Which is precisely what happens (and this is not a spoiler): the order of the precarious stability ruptures. The characters survive on ill-paying jobs, owe rent, try to find better opportunities through someone who knows someone else, and feel nostalgia; sometimes the idea of returning to their homeland creeps up. Memories and their inability to be with their loved ones drive them to move forward toward their goal: to earn more money, enough to make ends meet and send back to their families; perhaps to go back themselves. However, the habit of living in the midst of homesickness is interrupted by the attack on the Twin Towers. The novel takes an unexpected turn at this point. The story transcends out of New York and spreads across the nation, reaches Miami, and penetrates the small apartment where the characters gather.
Vera himself mentions in a note that Los hermosos is so far his most autobiographical book.
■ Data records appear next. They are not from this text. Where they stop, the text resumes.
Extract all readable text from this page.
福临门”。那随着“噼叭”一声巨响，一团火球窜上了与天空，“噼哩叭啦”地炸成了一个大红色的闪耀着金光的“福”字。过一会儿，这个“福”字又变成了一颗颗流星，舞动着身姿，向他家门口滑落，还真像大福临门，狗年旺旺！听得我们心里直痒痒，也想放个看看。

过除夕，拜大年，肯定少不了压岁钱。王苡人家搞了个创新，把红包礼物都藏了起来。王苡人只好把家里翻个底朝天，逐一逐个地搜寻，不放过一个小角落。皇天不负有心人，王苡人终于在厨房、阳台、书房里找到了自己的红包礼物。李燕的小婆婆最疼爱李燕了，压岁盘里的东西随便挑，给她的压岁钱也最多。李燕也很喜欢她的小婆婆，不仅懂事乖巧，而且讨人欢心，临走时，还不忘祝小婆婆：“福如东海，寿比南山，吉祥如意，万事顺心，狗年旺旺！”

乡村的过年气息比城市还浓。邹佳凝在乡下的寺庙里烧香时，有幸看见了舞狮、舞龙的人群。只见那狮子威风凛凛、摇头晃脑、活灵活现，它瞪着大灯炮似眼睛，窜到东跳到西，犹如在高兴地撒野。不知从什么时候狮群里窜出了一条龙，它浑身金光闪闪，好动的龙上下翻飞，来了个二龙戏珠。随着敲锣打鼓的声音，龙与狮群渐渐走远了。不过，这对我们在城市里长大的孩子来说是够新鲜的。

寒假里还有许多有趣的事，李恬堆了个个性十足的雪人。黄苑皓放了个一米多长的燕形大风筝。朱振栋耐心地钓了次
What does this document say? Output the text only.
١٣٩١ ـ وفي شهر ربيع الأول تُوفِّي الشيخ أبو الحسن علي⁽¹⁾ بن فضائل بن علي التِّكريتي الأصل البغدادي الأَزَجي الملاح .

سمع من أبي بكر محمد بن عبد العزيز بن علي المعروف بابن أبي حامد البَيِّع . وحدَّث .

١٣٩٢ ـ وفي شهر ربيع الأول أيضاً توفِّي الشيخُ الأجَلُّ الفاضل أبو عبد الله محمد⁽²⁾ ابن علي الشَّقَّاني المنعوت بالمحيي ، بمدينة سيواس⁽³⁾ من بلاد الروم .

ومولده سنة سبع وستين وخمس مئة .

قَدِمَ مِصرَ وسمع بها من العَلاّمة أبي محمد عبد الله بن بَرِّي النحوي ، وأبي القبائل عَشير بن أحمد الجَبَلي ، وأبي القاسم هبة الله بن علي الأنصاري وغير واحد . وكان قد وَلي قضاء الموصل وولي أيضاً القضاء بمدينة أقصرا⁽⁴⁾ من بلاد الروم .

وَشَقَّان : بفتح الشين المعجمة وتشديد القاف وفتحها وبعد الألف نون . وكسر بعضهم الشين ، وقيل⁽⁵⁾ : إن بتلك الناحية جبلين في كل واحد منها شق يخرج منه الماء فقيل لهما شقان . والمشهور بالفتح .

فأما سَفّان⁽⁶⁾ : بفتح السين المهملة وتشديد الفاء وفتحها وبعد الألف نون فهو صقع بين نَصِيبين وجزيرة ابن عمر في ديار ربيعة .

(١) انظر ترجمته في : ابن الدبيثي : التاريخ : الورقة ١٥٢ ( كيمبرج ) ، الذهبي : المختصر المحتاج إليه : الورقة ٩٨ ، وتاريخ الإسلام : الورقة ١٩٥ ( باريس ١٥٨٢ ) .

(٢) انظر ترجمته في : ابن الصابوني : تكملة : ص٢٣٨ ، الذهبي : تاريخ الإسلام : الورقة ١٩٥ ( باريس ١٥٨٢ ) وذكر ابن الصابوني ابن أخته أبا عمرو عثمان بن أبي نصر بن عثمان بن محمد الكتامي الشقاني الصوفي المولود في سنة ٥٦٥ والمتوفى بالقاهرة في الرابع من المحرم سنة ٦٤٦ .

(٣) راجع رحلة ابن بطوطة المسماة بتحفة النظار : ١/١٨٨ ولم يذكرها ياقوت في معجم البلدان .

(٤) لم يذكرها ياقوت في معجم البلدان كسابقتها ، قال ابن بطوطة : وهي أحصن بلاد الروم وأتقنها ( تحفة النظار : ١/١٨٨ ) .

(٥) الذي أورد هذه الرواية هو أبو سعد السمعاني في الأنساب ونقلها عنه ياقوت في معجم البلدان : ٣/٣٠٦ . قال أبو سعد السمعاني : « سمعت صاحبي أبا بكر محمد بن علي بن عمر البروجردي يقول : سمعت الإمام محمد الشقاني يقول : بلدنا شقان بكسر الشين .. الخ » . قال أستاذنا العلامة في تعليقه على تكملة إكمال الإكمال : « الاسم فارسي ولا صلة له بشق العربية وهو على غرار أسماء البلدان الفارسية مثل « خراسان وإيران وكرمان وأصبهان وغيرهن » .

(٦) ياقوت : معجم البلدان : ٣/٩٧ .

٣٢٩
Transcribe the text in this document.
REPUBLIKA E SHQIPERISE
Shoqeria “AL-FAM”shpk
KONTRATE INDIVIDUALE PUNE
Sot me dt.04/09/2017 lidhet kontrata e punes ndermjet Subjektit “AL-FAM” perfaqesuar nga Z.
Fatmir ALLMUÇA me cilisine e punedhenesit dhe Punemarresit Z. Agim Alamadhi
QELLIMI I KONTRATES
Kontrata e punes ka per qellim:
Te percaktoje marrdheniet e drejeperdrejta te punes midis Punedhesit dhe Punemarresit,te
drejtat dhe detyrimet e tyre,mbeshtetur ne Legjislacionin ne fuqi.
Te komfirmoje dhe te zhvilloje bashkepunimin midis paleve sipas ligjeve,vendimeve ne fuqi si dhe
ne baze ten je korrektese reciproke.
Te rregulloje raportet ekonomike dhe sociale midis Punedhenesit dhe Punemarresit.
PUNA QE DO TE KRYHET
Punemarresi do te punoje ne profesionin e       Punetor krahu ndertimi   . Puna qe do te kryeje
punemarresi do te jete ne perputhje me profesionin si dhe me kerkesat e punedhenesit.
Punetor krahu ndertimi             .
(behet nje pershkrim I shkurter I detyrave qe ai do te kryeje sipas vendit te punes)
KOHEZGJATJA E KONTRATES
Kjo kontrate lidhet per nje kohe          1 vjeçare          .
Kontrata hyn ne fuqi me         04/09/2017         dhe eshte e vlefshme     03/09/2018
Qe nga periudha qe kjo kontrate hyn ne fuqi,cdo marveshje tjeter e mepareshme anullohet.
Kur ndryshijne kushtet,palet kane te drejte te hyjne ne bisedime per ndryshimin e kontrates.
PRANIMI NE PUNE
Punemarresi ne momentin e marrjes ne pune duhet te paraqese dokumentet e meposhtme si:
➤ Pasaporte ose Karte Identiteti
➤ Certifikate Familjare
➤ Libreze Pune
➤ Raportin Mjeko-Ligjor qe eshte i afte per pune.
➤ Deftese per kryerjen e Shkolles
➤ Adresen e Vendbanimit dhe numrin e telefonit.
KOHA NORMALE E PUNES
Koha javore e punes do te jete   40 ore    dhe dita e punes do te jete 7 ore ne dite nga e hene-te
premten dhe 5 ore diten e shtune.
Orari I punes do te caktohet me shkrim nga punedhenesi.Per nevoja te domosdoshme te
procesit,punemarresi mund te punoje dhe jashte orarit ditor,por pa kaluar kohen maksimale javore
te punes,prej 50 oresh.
In 2001 he was undocumented, worked in a shipyard, and shared a tiny apartment in Miami with other immigrants in the same situation (Infobae, 2021.) The September 11 attacks left him jobless, to fend for himself. The same is true of the protagonists of this novel. The events in New York make them anxious about their already fragile future, and because of them they decide to take matters into their own hands, stating, “We do not realize it because we are used to living like lice, but people in the United States don’t live this way.”
Just as the plot takes a turn due to a traumatic historical event, it also does so by incorporating a detective story. Los hermosos is not a crime novel, but it does teeter-totter with the genre and uses its guidelines in character development: the detective, the assistant, and the suspects. As part of the audience and an accomplice to what happened, I followed the clues of the police and inquired (not about the facts but rather about the personality of each character) to foresee their reactions and the findings of the investigation. I must confess that I did not expect the ending. I admit that I lost, the characters were always a step ahead of me. I failed as a detective but won as a reader; I was surprised with the outcome and understood the plot more in-depth; I rewound the story and said to myself, “Of course! How did I not see it before?” I was satisfied, which always happens when I read this author. Now I await the next opportunity to delight and indulge myself in the stories of Miami through the eyes of Hernán Vera Álvarez.